The future is electric, but not as we know it image

We now know that no more petrol or diesel vehicles will be permitted to be sold in the UK from 2040. But is this policy change a result of air pollution in UK cities or a means to make a contribution to reducing the impact of global climate change?

Both of course, but without ensuring that all the electricity used by such vehicles is clean power, the cleaner city air benefits will be gained but not the benefits from reducing global warming.

Solar, wind and batteries – not the long-term answer

There is a lot of evidence, including from the National Grid, that achieving the elimination of fossil fuels in generation by moving to 100% solar and wind power is not feasible. Battery storage for mains power, which is the great white hope of so many campaigners, is unlikely to be a solution particularly if an all-electric vehicle policy is implemented. Equally, battery power for electric vehicles is unlikely to be a solution to pollution-free vehicles on our streets if only because in cities, most people could not connect power leads from their apartment into their vehicle nor could sufficient public charging points be installed in high density car ownership areas to meet demand.

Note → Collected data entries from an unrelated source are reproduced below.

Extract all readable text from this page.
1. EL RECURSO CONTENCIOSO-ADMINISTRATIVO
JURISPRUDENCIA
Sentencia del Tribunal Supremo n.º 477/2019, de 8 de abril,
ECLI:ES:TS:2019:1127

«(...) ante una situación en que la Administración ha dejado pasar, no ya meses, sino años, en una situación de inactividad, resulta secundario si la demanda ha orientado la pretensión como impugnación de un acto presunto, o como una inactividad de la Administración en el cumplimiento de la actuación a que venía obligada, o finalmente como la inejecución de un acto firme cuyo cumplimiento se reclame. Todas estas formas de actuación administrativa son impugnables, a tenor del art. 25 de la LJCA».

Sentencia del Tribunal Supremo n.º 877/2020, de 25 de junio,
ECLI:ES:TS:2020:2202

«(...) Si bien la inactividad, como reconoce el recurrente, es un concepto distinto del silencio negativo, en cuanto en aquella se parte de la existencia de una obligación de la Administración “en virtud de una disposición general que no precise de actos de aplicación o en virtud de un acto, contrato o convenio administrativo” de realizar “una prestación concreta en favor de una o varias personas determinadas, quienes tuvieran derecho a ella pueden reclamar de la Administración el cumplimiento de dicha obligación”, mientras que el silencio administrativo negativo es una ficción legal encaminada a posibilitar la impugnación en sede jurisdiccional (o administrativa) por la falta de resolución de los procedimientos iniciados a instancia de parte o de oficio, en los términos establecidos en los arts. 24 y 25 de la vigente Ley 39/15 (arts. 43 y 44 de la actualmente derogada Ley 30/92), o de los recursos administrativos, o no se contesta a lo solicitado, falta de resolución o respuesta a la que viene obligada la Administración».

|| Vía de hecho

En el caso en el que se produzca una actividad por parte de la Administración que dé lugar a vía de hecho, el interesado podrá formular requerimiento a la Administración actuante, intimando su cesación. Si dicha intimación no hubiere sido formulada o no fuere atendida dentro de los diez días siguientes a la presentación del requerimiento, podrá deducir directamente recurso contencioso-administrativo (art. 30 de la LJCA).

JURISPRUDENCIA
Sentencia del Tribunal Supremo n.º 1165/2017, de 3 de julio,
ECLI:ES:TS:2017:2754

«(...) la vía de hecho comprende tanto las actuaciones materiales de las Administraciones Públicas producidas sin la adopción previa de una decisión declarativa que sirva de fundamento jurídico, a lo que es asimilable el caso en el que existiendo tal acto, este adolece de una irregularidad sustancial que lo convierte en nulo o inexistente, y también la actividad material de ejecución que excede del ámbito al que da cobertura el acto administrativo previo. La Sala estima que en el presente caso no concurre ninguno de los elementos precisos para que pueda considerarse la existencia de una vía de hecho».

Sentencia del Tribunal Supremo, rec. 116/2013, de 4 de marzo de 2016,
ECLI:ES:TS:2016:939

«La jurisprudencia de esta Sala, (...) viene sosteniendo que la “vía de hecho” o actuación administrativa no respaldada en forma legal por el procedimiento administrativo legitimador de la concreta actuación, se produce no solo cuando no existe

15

Hydrogen – a possible solution and already proven

But batteries are not the only way of powering electric vehicles whether motor cars, buses, light rail or trucks.  Generating electricity within the vehicle while in motion is the alternative. To achieve this requires a tank holding hydrogen and a fuel cell to convert it to electricity such as is used by the Toyota Mirai and some London buses and taxis. A further advantage of hydrogen as a source of electricity is that it takes only a few minutes to refill a fuel tank, no more than petrol or diesel re-fuelling whereas re-charging a pure electric car can take hours.

Safe nuclear power now becoming available

Hydrogen produced by electrolysis can be produced from wind power when power demand is low such as at night, from surplus solar power during the day or from the new generation (Gen IV) small modular high temperature gas cooled reactors (SMRs). This new generation of fail-safe nuclear cannot explode, uses passive safety systems, are individually less costly and so are more easily financed and can be sited much closer to where the power is needed in cities.  In addition, at night when there is less demand from households and industry for power, nuclear power can be used to produce hydrogen for grid ‘storage of  electricity’ and make it available to consumers, via fuel cells, at the many times when windmills stop turning and the sun is not shining.

 So yes – the future is electric but not necessarily directly from solar, wind and batteries.